Das Dresdner Team beim Cansat-Wettbewerb mit ihrem Mini-Satelliten, noch in Einzelteilen (v. l.): Elisa Döring, Rahel Anbessie, Sophia Binder und Charlotte Döring. Nicht im Bild, aber im Team: Linea Zeiske. © René Meinig

Dresden. "Das Universum in der Nussschale" hat Stephen Hawking, der wohl bekannteste Astrophysiker der Welt, sein Werk über die Entstehung des Weltalls, über Raum und Zeit genannt. Frei nach Hamlet, der in Shakespeares Drama erklärt: "Ich könnte in eine Nussschale eingesperrt sein und mich für einen König von unermesslichem Gebiete halten."

Das ganz Große im ganz Kleinen: Diese Idee steckt auch hinter dem Projekt von fünf Dresdner Schülerinnen, die in die Fußstapfen Hawkings oder anderer Wissenschaftler treten könnten. Sie haben einen Satelliten gebaut, der zwar nicht in eine Nussschale passen würde, aber zumindest in eine Getränkedose - und funktioniert wie ein großer, wenn er auch nicht ganz die Sterne erreicht.

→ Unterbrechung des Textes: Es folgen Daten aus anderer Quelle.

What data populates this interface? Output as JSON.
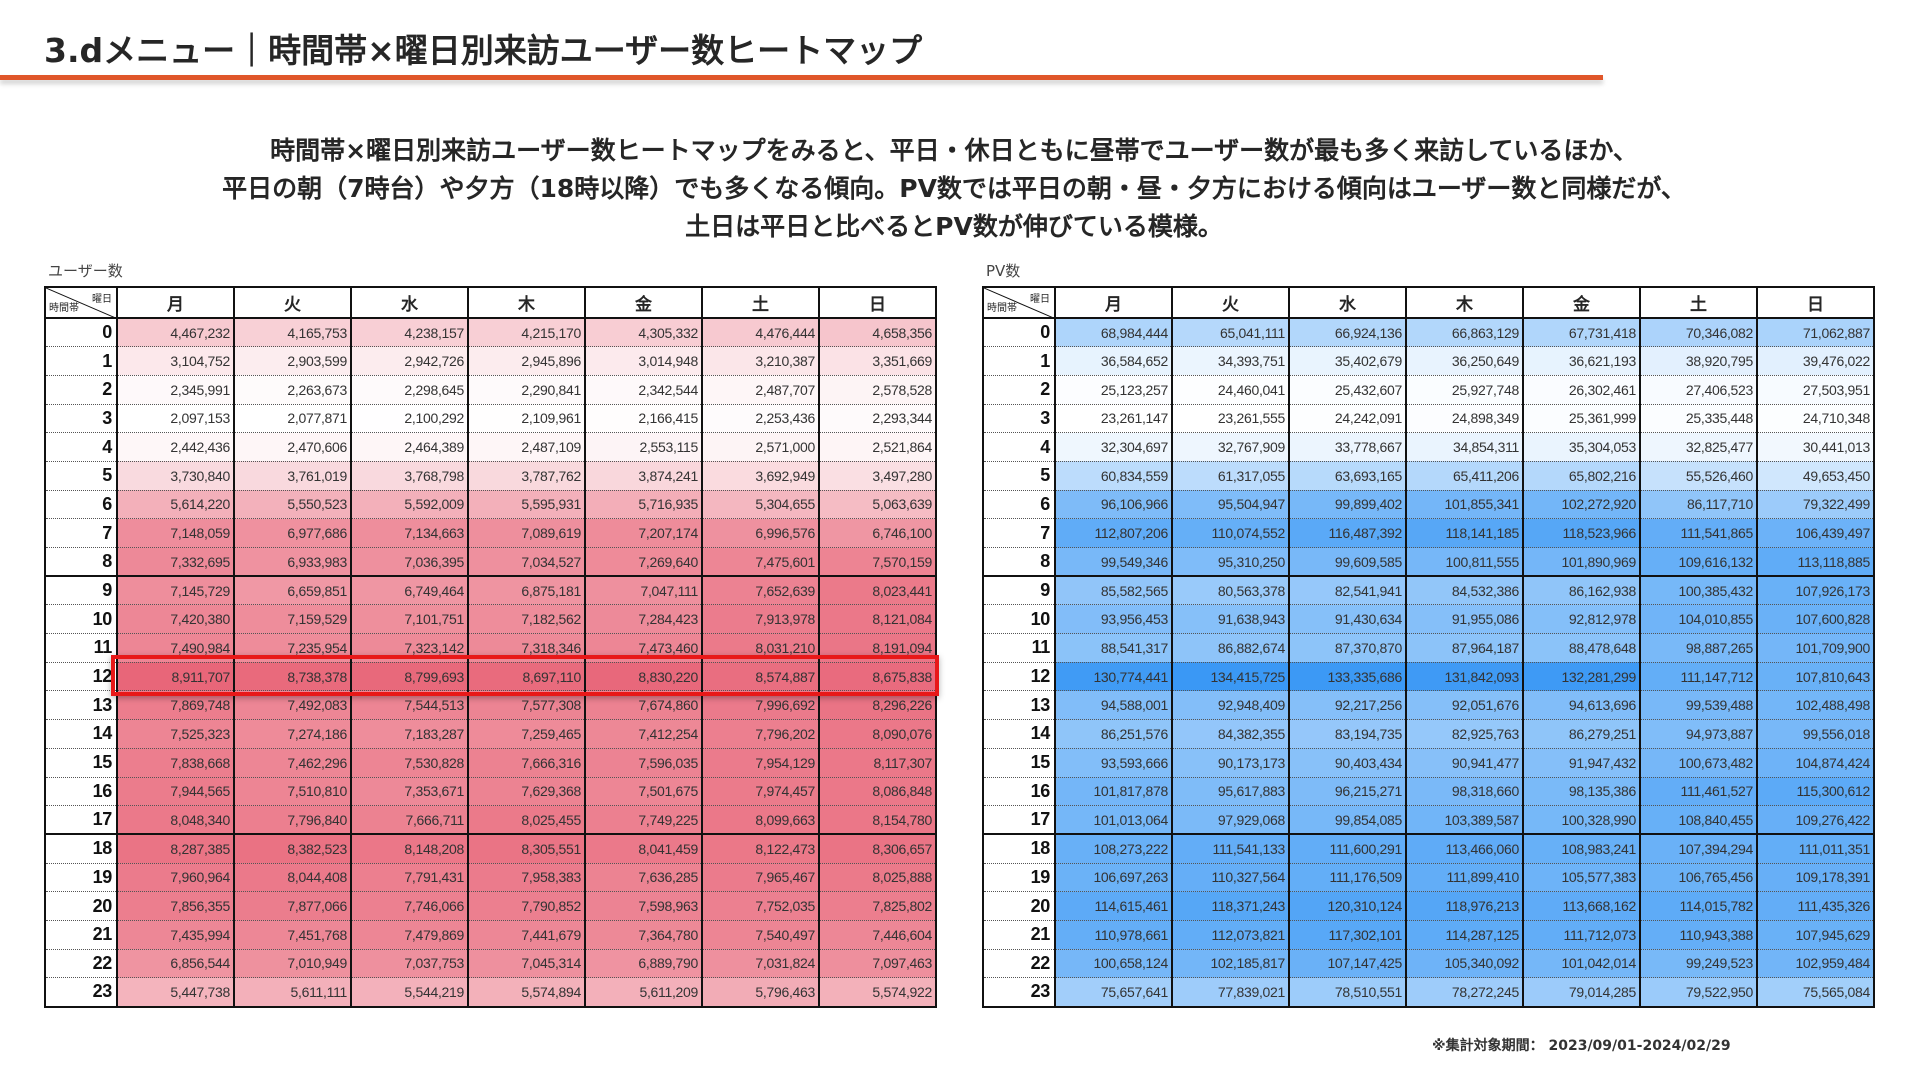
{
  "header": {
    "title": "3.dメニュー｜時間帯×曜日別来訪ユーザー数ヒートマップ"
  },
  "summary": {
    "lines": [
      "時間帯×曜日別来訪ユーザー数ヒートマップをみると、平日・休日ともに昼帯でユーザー数が最も多く来訪しているほか、",
      "平日の朝（7時台）や夕方（18時以降）でも多くなる傾向。PV数では平日の朝・昼・夕方における傾向はユーザー数と同様だが、",
      "土日は平日と比べるとPV数が伸びている模様。"
    ]
  },
  "corner": {
    "top": "曜日",
    "bottom": "時間帯"
  },
  "days": [
    "月",
    "火",
    "水",
    "木",
    "金",
    "土",
    "日"
  ],
  "hours": [
    "0",
    "1",
    "2",
    "3",
    "4",
    "5",
    "6",
    "7",
    "8",
    "9",
    "10",
    "11",
    "12",
    "13",
    "14",
    "15",
    "16",
    "17",
    "18",
    "19",
    "20",
    "21",
    "22",
    "23"
  ],
  "highlight_row": "12",
  "colors": {
    "users_max": "#e86679",
    "pv_max": "#3a98f5",
    "accent": "#e0562a",
    "highlight": "#e81818"
  },
  "users": {
    "label": "ユーザー数",
    "rows": [
      [
        "4,467,232",
        "4,165,753",
        "4,238,157",
        "4,215,170",
        "4,305,332",
        "4,476,444",
        "4,658,356"
      ],
      [
        "3,104,752",
        "2,903,599",
        "2,942,726",
        "2,945,896",
        "3,014,948",
        "3,210,387",
        "3,351,669"
      ],
      [
        "2,345,991",
        "2,263,673",
        "2,298,645",
        "2,290,841",
        "2,342,544",
        "2,487,707",
        "2,578,528"
      ],
      [
        "2,097,153",
        "2,077,871",
        "2,100,292",
        "2,109,961",
        "2,166,415",
        "2,253,436",
        "2,293,344"
      ],
      [
        "2,442,436",
        "2,470,606",
        "2,464,389",
        "2,487,109",
        "2,553,115",
        "2,571,000",
        "2,521,864"
      ],
      [
        "3,730,840",
        "3,761,019",
        "3,768,798",
        "3,787,762",
        "3,874,241",
        "3,692,949",
        "3,497,280"
      ],
      [
        "5,614,220",
        "5,550,523",
        "5,592,009",
        "5,595,931",
        "5,716,935",
        "5,304,655",
        "5,063,639"
      ],
      [
        "7,148,059",
        "6,977,686",
        "7,134,663",
        "7,089,619",
        "7,207,174",
        "6,996,576",
        "6,746,100"
      ],
      [
        "7,332,695",
        "6,933,983",
        "7,036,395",
        "7,034,527",
        "7,269,640",
        "7,475,601",
        "7,570,159"
      ],
      [
        "7,145,729",
        "6,659,851",
        "6,749,464",
        "6,875,181",
        "7,047,111",
        "7,652,639",
        "8,023,441"
      ],
      [
        "7,420,380",
        "7,159,529",
        "7,101,751",
        "7,182,562",
        "7,284,423",
        "7,913,978",
        "8,121,084"
      ],
      [
        "7,490,984",
        "7,235,954",
        "7,323,142",
        "7,318,346",
        "7,473,460",
        "8,031,210",
        "8,191,094"
      ],
      [
        "8,911,707",
        "8,738,378",
        "8,799,693",
        "8,697,110",
        "8,830,220",
        "8,574,887",
        "8,675,838"
      ],
      [
        "7,869,748",
        "7,492,083",
        "7,544,513",
        "7,577,308",
        "7,674,860",
        "7,996,692",
        "8,296,226"
      ],
      [
        "7,525,323",
        "7,274,186",
        "7,183,287",
        "7,259,465",
        "7,412,254",
        "7,796,202",
        "8,090,076"
      ],
      [
        "7,838,668",
        "7,462,296",
        "7,530,828",
        "7,666,316",
        "7,596,035",
        "7,954,129",
        "8,117,307"
      ],
      [
        "7,944,565",
        "7,510,810",
        "7,353,671",
        "7,629,368",
        "7,501,675",
        "7,974,457",
        "8,086,848"
      ],
      [
        "8,048,340",
        "7,796,840",
        "7,666,711",
        "8,025,455",
        "7,749,225",
        "8,099,663",
        "8,154,780"
      ],
      [
        "8,287,385",
        "8,382,523",
        "8,148,208",
        "8,305,551",
        "8,041,459",
        "8,122,473",
        "8,306,657"
      ],
      [
        "7,960,964",
        "8,044,408",
        "7,791,431",
        "7,958,383",
        "7,636,285",
        "7,965,467",
        "8,025,888"
      ],
      [
        "7,856,355",
        "7,877,066",
        "7,746,066",
        "7,790,852",
        "7,598,963",
        "7,752,035",
        "7,825,802"
      ],
      [
        "7,435,994",
        "7,451,768",
        "7,479,869",
        "7,441,679",
        "7,364,780",
        "7,540,497",
        "7,446,604"
      ],
      [
        "6,856,544",
        "7,010,949",
        "7,037,753",
        "7,045,314",
        "6,889,790",
        "7,031,824",
        "7,097,463"
      ],
      [
        "5,447,738",
        "5,611,111",
        "5,544,219",
        "5,574,894",
        "5,611,209",
        "5,796,463",
        "5,574,922"
      ]
    ]
  },
  "pv": {
    "label": "PV数",
    "rows": [
      [
        "68,984,444",
        "65,041,111",
        "66,924,136",
        "66,863,129",
        "67,731,418",
        "70,346,082",
        "71,062,887"
      ],
      [
        "36,584,652",
        "34,393,751",
        "35,402,679",
        "36,250,649",
        "36,621,193",
        "38,920,795",
        "39,476,022"
      ],
      [
        "25,123,257",
        "24,460,041",
        "25,432,607",
        "25,927,748",
        "26,302,461",
        "27,406,523",
        "27,503,951"
      ],
      [
        "23,261,147",
        "23,261,555",
        "24,242,091",
        "24,898,349",
        "25,361,999",
        "25,335,448",
        "24,710,348"
      ],
      [
        "32,304,697",
        "32,767,909",
        "33,778,667",
        "34,854,311",
        "35,304,053",
        "32,825,477",
        "30,441,013"
      ],
      [
        "60,834,559",
        "61,317,055",
        "63,693,165",
        "65,411,206",
        "65,802,216",
        "55,526,460",
        "49,653,450"
      ],
      [
        "96,106,966",
        "95,504,947",
        "99,899,402",
        "101,855,341",
        "102,272,920",
        "86,117,710",
        "79,322,499"
      ],
      [
        "112,807,206",
        "110,074,552",
        "116,487,392",
        "118,141,185",
        "118,523,966",
        "111,541,865",
        "106,439,497"
      ],
      [
        "99,549,346",
        "95,310,250",
        "99,609,585",
        "100,811,555",
        "101,890,969",
        "109,616,132",
        "113,118,885"
      ],
      [
        "85,582,565",
        "80,563,378",
        "82,541,941",
        "84,532,386",
        "86,162,938",
        "100,385,432",
        "107,926,173"
      ],
      [
        "93,956,453",
        "91,638,943",
        "91,430,634",
        "91,955,086",
        "92,812,978",
        "104,010,855",
        "107,600,828"
      ],
      [
        "88,541,317",
        "86,882,674",
        "87,370,870",
        "87,964,187",
        "88,478,648",
        "98,887,265",
        "101,709,900"
      ],
      [
        "130,774,441",
        "134,415,725",
        "133,335,686",
        "131,842,093",
        "132,281,299",
        "111,147,712",
        "107,810,643"
      ],
      [
        "94,588,001",
        "92,948,409",
        "92,217,256",
        "92,051,676",
        "94,613,696",
        "99,539,488",
        "102,488,498"
      ],
      [
        "86,251,576",
        "84,382,355",
        "83,194,735",
        "82,925,763",
        "86,279,251",
        "94,973,887",
        "99,556,018"
      ],
      [
        "93,593,666",
        "90,173,173",
        "90,403,434",
        "90,941,477",
        "91,947,432",
        "100,673,482",
        "104,874,424"
      ],
      [
        "101,817,878",
        "95,617,883",
        "96,215,271",
        "98,318,660",
        "98,135,386",
        "111,461,527",
        "115,300,612"
      ],
      [
        "101,013,064",
        "97,929,068",
        "99,854,085",
        "103,389,587",
        "100,328,990",
        "108,840,455",
        "109,276,422"
      ],
      [
        "108,273,222",
        "111,541,133",
        "111,600,291",
        "113,466,060",
        "108,983,241",
        "107,394,294",
        "111,011,351"
      ],
      [
        "106,697,263",
        "110,327,564",
        "111,176,509",
        "111,899,410",
        "105,577,383",
        "106,765,456",
        "109,178,391"
      ],
      [
        "114,615,461",
        "118,371,243",
        "120,310,124",
        "118,976,213",
        "113,668,162",
        "114,015,782",
        "111,435,326"
      ],
      [
        "110,978,661",
        "112,073,821",
        "117,302,101",
        "114,287,125",
        "111,712,073",
        "110,943,388",
        "107,945,629"
      ],
      [
        "100,658,124",
        "102,185,817",
        "107,147,425",
        "105,340,092",
        "101,042,014",
        "99,249,523",
        "102,959,484"
      ],
      [
        "75,657,641",
        "77,839,021",
        "78,510,551",
        "78,272,245",
        "79,014,285",
        "79,522,950",
        "75,565,084"
      ]
    ]
  },
  "footnote": "※集計対象期間： 2023/09/01-2024/02/29"
}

"Cansat" heißt ein solcher Satellit, von dem englischen Wort für Dose, "can". Den gleichen Namen trägt der seit 2014 jährlich stattfindende Schülerwettbewerb der Europäischen Weltraumbehörde (ESA), dessen deutscher Ableger in dieser Woche in Bremen stattfindet. Bei diesem Wettbewerb geht es darum, einen Mini-Satelliten zu entwickeln, zu bauen und zu programmieren - und dann auf eine echte Mission zu schicken.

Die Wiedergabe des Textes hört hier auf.